Saturday, November 27, 2004

bump

I need to post something, if for no other reason than to bump that ugly little troll off the top of my webpage.

This week has been splendid...ly fucked, as my physio- and neurochemistry continue to engage in their little modern art project - right now I think my body is going through a Pollock phase, while my mind emulates Picasso. I just woke up 3 hours after eating sleep meds like M&M's until I fell asleep; 6 hours prior to that I had taken my usual dose and felt nothing. **Nothing**. The bottle cautions against taking too much at once (respiratory failure blah blah blah); I take twice the recommended amount and stare at the ceiling all night. Eep - I'm a pill popper. I was warned about people like me.

So Thanksgiving just passed? I celebrated by staying in bed in too much pain to walk, missing yet another chance to see some friends who, despite living only a mile away, I'm lucky to see once a year. I noticed a spate of "Things I'm Thankful For" posts on the various blogs I read, and after a lot of thought I was able to count the things I am thankful for on the fingers of one finger; later I added a few more things, one of which might be you. You know who you are. I hope.

Being the Brilliant Mind that I am, a week from today I embark on a ten day journey across the country... even though I am still recovering from a 3 day trip I got back from a week ago. Apparently I'm either less good at math than I once was, or my rational planning horizon extends no further than day-to-day living. Hey, live for today! I always thought that was a good idea. It never occurred to me I'd be doing so for lack of ability to see farther than the confines of this bed, this room, this day.

1 Comments:

Blogger Foobario said...

Krishna -

thank you for your kind thoughts.

After endless tests, my doctors decided that a gall-bladder operation had a less than 50% chance of helping; the second & third opinion docs advised against it. More Test Have Been Ordered. Lab assistants have been mobilized. The sum total of this planet's technological medical wizardry has been aimed in my general direction. And then wandered off, perplexed.

>Have you got used to your pain so much that you do not want it to end?

Believe me, I have given this issue much thought. What you describe is a sort of mental (perhaps emotional?) illness. I feel pretty strongly that I want the pain to end, but then again the nature of mental illness is such that self-reflection is not tremendously useful - since the tool being used to try and solve the problem is the tool that might not be working correctly in the first place. It's like if you only have one screwdriver, and its handle is held in place with a set-screw, and the screw is loose... what do you do?

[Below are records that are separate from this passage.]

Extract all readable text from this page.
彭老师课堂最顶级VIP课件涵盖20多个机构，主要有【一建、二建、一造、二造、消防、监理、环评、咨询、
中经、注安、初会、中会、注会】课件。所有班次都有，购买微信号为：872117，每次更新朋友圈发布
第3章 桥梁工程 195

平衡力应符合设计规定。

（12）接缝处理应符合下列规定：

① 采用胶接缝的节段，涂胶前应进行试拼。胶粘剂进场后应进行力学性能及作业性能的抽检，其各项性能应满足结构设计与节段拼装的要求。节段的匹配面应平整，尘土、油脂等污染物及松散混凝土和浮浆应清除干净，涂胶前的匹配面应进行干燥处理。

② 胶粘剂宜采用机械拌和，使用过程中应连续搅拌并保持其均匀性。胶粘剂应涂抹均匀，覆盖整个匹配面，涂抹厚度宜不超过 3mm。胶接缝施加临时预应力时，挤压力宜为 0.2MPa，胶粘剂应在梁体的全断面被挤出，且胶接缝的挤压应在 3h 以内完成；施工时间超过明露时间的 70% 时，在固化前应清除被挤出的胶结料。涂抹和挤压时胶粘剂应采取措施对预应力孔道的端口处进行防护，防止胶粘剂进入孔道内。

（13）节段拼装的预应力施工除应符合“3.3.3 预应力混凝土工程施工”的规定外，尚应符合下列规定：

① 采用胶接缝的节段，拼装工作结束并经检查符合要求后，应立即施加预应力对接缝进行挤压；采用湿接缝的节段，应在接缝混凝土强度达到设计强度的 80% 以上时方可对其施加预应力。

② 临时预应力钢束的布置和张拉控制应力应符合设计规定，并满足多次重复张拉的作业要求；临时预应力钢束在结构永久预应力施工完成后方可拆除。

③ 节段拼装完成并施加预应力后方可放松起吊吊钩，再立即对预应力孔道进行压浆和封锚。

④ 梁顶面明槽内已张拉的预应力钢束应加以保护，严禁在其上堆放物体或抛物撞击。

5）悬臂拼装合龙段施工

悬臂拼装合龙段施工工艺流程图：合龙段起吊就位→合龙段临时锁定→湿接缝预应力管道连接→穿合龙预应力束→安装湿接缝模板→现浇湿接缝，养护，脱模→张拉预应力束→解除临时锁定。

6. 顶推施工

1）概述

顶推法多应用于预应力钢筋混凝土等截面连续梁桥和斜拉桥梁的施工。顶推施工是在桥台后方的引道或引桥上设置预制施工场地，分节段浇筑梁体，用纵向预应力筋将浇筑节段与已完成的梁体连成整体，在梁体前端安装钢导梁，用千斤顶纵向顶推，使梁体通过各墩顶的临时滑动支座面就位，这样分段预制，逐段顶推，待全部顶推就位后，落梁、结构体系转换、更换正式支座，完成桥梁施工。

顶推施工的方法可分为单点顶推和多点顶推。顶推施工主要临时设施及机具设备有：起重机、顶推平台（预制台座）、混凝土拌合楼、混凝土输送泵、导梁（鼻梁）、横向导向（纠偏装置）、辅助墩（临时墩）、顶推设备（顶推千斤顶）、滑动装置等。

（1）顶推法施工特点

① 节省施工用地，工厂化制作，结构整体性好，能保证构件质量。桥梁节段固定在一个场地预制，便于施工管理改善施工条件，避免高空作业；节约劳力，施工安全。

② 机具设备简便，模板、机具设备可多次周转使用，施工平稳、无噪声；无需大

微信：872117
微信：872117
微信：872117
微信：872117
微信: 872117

Finding someone else who has the tool you need seems to be the only recourse. I've seen a number of objective sources (everything from hypnotherapist to psychiatrist) as well as bringing the issue up regularly with friends and family; and while there is definitely a psychological (and emotional) side to my situation, these appear to be effects, not causes. I have not dismissed the possibility, however; at this point any definitive diagnoses would be welcome. Anything but more of the same.

>What is the point in abusing your body by taking sleeping pills etc.? Stop them and see.

Every so often I do stop them and see, with similar results every time: my pain and cramping get worse the longer I am awake, and get worse with more activity. By the second day I am pretty cranky (I very rarely take anything for pain anymore, and it gets tiresome); the third day I start exhibiting pretty classic sleep-deprivation personality disorder; and sometime on the fourth day I finally fall asleep. For about 10 hours. Following that, I settle into a rhythm of about 42 hours awake, 6 asleep, and every ten days or so it all catches up with me and I crash and sleep a whole day.

I told my doctor I needed help, and she gave me sleep pills to help keep me sane. It was a sort of surrender for me - I never took any prescription drugs, except for when I was very ill and required anitbiotics. And admitting that I wasn't as in control of my life (an amusing conceit) as I would like to be was difficult for me.

I had major sleep problems before the pain started; my natural 'day' is longer than 24 hours, more like 30, so I have always either rolled in and out of phase with the rest of the world, or uncomfortably tried to force my schedule to conform to work, school, sunlight, whatever.

>Marie-Anne... mother... siblings... I was apprehensive of posting these comments.

Wow, you've been paying attention. I welcome your comments, though your advices are easier said than done. The tasks seem to be my life's work. The trick is to get them done so they aren't the *next* life's work too.